Il pubblico esce dalla “provocazione” del regista piacentino alquanto interdetto: qualche irridente reazione per il finale, qualche altro stupefatto atteggiamento di incomprensione, e comunque con un discreto rispetto per questo grande autore (talvolta, come in questo caso in bilico fra l’incompreso e l’incomprensibile) che sa tuttavia raccontare con la coerenza e il coraggio delle proprie idee, come accade di rado. Bellocchio prosegue, mediante il caleidoscopio delle immagini, la sua maniacale ricerca nei confronti della religione come delle convenzioni socio-culturali, delle difficoltà ad essere artisti in una società che spesso non sa apprezzare l’arte, e che spreca ore di televisione intorno a figure senza nessun valore.

Dopo il controverso “L’ora di religione” (precedente a “Buongiorno, notte”), il regista ritorna ad inseguire le proprie ossessioni religiose, si interroga su Dio e lo fa anche mediante il copione mai messo in scena de “I promessi sposi”: suggestive e inquietanti rimangono le sequenze in bianco e nero dell’Innominato morente recuperate da film storici. Le alterna secondo canoni imprevedibili attorno alla coscienza del suo regista: Sergio Castellitto (semplicemente sublime, onnipresente, fra il cupo e il sorridente-speranzoso del finale), al punto che non si sa se passaggi importanti della storia siano retaggi onirici o realtà al confine con la follia. Personaggi tenebrosi si aggirano, come Samy Frey nei panni di un principe decaduto di una Sicilia barocca (e forse modernamente emulo del Principe gattopardesco); moderni bravi manzoniani e campanellini di monatti risuonano.

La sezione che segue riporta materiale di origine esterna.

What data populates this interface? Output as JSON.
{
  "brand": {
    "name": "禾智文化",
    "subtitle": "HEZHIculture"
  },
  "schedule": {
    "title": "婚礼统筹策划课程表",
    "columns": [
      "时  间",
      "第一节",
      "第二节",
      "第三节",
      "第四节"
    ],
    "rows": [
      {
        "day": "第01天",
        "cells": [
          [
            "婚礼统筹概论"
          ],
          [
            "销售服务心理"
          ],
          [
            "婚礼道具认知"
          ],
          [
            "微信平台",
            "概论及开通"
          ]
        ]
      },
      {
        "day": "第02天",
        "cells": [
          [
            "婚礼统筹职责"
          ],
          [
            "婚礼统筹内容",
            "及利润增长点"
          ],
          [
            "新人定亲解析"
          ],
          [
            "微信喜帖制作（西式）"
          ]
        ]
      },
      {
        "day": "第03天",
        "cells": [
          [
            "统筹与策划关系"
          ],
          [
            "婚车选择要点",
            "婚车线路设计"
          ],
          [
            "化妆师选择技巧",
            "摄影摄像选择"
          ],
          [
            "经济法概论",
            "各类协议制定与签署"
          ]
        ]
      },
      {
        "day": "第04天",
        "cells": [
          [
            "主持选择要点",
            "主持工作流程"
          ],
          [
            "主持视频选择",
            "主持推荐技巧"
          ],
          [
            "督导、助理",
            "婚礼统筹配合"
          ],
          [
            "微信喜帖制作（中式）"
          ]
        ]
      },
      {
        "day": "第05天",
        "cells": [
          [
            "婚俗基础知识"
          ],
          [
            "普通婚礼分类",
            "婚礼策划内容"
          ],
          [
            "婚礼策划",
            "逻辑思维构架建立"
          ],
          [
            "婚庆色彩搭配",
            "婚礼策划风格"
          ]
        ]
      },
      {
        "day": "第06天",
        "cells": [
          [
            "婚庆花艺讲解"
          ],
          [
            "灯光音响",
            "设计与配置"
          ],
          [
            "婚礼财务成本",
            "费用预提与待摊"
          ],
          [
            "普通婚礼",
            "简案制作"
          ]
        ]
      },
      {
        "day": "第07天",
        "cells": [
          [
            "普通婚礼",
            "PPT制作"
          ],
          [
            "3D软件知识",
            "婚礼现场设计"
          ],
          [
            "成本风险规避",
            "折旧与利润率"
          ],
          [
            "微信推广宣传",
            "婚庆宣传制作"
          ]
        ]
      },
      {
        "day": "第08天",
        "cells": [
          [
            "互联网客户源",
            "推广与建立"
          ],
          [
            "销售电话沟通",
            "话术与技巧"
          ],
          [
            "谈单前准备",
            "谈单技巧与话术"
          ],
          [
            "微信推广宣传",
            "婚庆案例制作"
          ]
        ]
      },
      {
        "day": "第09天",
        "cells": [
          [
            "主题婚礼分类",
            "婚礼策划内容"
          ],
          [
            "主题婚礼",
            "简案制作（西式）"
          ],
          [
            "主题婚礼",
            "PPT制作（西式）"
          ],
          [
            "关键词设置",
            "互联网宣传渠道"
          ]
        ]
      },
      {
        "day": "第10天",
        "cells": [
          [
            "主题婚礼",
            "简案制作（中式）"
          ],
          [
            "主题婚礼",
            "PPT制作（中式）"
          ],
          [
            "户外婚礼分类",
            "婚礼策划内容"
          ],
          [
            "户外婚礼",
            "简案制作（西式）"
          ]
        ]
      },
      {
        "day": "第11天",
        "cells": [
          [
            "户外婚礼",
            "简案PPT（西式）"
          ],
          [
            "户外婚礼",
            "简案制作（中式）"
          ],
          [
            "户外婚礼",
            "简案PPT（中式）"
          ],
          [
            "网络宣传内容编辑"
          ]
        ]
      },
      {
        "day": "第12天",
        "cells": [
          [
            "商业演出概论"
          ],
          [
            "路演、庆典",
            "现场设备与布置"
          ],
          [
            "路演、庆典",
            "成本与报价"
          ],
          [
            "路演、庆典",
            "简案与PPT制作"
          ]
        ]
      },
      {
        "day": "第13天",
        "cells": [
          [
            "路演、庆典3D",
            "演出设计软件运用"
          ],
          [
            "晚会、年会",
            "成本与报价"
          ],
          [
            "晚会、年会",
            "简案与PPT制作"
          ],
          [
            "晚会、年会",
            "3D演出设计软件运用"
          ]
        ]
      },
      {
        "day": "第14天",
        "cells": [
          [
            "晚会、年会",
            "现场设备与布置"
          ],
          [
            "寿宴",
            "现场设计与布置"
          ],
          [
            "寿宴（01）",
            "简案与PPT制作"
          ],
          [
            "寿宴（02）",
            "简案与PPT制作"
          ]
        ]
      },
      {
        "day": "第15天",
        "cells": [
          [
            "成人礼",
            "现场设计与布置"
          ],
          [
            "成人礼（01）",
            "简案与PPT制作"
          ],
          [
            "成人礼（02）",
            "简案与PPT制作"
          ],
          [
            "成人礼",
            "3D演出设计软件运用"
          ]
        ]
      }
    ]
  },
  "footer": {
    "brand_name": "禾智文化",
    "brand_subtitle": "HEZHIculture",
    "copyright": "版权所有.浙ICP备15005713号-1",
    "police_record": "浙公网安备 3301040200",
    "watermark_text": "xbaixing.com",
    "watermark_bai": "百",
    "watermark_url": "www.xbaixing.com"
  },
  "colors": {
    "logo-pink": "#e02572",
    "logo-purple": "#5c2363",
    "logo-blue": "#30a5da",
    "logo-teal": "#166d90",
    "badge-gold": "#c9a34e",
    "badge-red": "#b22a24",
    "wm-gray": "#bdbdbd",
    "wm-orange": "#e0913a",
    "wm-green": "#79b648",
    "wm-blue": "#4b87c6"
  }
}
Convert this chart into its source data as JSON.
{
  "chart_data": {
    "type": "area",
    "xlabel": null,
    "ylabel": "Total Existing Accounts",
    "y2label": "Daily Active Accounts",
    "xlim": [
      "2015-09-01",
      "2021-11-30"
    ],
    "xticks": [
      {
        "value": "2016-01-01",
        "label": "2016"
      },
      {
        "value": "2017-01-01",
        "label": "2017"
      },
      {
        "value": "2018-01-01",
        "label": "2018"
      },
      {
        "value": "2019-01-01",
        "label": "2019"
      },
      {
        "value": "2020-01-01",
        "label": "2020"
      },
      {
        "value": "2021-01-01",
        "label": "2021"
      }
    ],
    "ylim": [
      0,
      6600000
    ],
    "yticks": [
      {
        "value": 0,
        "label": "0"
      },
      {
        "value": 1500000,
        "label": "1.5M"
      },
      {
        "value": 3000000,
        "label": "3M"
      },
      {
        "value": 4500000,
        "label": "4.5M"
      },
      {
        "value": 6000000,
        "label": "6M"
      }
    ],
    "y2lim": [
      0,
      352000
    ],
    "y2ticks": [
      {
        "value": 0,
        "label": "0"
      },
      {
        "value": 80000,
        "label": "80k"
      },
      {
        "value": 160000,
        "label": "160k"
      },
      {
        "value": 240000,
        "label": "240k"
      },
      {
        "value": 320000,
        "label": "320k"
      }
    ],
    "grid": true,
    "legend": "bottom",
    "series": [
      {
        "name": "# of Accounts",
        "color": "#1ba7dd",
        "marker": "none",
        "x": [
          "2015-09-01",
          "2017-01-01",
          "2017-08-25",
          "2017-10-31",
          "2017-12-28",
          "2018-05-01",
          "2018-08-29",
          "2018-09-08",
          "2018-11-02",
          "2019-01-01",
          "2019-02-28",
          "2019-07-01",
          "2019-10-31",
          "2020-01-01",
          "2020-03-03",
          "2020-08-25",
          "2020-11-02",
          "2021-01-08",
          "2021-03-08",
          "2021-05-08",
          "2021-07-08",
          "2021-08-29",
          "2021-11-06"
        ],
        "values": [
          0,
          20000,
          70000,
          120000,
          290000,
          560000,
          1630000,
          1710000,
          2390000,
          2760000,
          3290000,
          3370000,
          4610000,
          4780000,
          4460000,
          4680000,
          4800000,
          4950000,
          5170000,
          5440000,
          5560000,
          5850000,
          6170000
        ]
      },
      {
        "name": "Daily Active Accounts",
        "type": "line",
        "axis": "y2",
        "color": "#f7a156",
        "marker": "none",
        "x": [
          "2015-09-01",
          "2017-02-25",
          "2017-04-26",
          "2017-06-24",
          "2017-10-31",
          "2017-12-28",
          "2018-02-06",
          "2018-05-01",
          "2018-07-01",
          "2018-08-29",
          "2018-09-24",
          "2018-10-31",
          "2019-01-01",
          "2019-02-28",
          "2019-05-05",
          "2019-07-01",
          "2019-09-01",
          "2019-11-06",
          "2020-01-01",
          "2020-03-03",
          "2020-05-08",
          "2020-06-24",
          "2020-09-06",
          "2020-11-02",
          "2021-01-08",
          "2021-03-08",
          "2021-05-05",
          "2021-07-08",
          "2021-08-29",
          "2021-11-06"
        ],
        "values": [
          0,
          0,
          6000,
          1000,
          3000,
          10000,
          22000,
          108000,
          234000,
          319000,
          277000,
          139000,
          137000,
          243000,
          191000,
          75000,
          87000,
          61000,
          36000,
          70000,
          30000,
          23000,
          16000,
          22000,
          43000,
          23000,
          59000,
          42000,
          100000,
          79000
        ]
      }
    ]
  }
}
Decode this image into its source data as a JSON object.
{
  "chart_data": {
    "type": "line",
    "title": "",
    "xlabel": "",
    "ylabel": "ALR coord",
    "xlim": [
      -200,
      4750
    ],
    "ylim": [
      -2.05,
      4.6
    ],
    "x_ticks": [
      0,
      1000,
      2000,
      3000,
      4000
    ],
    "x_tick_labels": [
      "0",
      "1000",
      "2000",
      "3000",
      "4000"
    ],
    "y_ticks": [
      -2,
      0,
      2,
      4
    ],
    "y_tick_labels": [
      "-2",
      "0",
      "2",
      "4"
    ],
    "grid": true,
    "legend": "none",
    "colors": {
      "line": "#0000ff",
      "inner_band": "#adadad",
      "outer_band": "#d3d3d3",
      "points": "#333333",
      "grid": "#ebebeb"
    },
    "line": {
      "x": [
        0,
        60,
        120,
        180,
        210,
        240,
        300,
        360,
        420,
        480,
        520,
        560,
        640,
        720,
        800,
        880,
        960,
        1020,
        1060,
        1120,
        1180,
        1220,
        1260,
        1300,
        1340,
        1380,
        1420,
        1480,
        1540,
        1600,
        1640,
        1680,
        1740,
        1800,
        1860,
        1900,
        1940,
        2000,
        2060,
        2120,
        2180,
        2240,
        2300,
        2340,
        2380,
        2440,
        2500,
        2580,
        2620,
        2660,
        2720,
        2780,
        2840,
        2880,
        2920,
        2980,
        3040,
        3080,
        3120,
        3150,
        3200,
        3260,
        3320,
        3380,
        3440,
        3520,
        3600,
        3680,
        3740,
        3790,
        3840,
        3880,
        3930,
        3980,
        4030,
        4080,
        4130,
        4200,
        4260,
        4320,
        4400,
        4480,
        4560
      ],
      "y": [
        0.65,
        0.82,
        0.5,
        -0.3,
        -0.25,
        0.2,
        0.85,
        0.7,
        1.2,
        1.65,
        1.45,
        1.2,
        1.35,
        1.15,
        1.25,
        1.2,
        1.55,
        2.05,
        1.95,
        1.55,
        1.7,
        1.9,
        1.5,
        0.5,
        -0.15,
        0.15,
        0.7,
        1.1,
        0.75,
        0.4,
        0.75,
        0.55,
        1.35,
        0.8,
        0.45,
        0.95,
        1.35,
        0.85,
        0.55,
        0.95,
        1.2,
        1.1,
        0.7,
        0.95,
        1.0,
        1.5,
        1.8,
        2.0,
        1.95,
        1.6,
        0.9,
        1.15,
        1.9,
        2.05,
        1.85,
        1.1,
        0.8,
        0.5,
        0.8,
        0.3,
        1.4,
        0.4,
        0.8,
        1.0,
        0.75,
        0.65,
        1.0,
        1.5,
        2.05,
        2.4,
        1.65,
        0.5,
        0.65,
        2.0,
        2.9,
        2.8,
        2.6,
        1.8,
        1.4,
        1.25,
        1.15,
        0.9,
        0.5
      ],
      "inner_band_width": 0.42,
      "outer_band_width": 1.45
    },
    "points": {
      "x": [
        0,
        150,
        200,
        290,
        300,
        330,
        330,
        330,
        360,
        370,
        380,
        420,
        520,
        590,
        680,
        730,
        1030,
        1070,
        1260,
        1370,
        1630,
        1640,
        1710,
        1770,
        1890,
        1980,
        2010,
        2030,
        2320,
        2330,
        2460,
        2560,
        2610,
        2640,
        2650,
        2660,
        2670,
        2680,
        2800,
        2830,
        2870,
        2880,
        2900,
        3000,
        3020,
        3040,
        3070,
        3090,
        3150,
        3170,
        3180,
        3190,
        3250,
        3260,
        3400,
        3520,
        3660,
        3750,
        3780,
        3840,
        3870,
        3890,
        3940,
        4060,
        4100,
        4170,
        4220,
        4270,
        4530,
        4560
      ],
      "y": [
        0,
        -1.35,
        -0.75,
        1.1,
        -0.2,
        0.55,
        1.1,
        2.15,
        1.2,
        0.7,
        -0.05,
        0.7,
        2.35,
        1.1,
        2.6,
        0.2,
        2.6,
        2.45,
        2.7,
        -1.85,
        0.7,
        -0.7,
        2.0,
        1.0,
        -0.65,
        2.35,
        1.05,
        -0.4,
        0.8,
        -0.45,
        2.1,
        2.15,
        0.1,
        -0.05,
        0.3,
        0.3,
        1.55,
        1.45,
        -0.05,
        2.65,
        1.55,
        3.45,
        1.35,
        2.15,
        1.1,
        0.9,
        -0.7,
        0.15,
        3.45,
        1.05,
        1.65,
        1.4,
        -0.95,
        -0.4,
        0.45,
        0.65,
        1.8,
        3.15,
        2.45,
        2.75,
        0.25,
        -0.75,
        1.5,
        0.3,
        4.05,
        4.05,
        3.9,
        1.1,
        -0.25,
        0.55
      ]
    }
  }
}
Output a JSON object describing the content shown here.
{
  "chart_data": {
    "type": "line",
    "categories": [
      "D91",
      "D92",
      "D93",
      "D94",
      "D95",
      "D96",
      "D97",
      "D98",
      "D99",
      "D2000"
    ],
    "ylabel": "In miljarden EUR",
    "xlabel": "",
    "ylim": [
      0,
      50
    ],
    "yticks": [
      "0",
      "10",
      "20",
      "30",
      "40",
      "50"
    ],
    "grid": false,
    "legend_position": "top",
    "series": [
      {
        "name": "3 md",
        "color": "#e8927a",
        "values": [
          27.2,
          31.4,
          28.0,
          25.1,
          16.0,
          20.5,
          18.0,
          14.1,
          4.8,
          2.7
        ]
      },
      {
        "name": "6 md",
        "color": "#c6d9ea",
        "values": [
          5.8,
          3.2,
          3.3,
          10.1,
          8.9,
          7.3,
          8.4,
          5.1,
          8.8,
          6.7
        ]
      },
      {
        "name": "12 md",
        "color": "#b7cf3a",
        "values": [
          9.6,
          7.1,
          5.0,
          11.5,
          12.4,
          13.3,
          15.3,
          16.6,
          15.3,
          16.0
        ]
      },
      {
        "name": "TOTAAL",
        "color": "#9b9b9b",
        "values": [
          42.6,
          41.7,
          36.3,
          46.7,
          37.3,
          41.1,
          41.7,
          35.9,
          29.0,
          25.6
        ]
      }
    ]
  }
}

E’ come entrare in un incubo da cui non sai mai come il regista ci farà emergere. E’ ardua e coraggiosa l’impresa.

Castellitto è l’alter ego di Bellocchio che si interroga con angoscia sul cinema e sulla sua funzione: che fa dire al regista Smamma /Gianni Cavina che l’Italia è un paese dove comandano i morti. Perfino le spiagge e la solarità della Sicilia sembrano avulse dal contesto, mentre osservano con indifferenza le vicende interiori di un uomo che fissa lo sguardo sulla crisi della società contemporanea, che induce la telecamera ad irridere sulle scene in chiesa dei matrimoni. Ma che solo la passione per l’arte, per la vita, e per una donna (è una tentazione la mediterranea Donatella Finocchiaro) potranno salvare. C’è speranza dunque nel fondo dei tormenti di questo regista? Non sarà certo la convenzione, la quotidianità da catena di montaggio a risolvere i misteri che egli arduamente ci pone.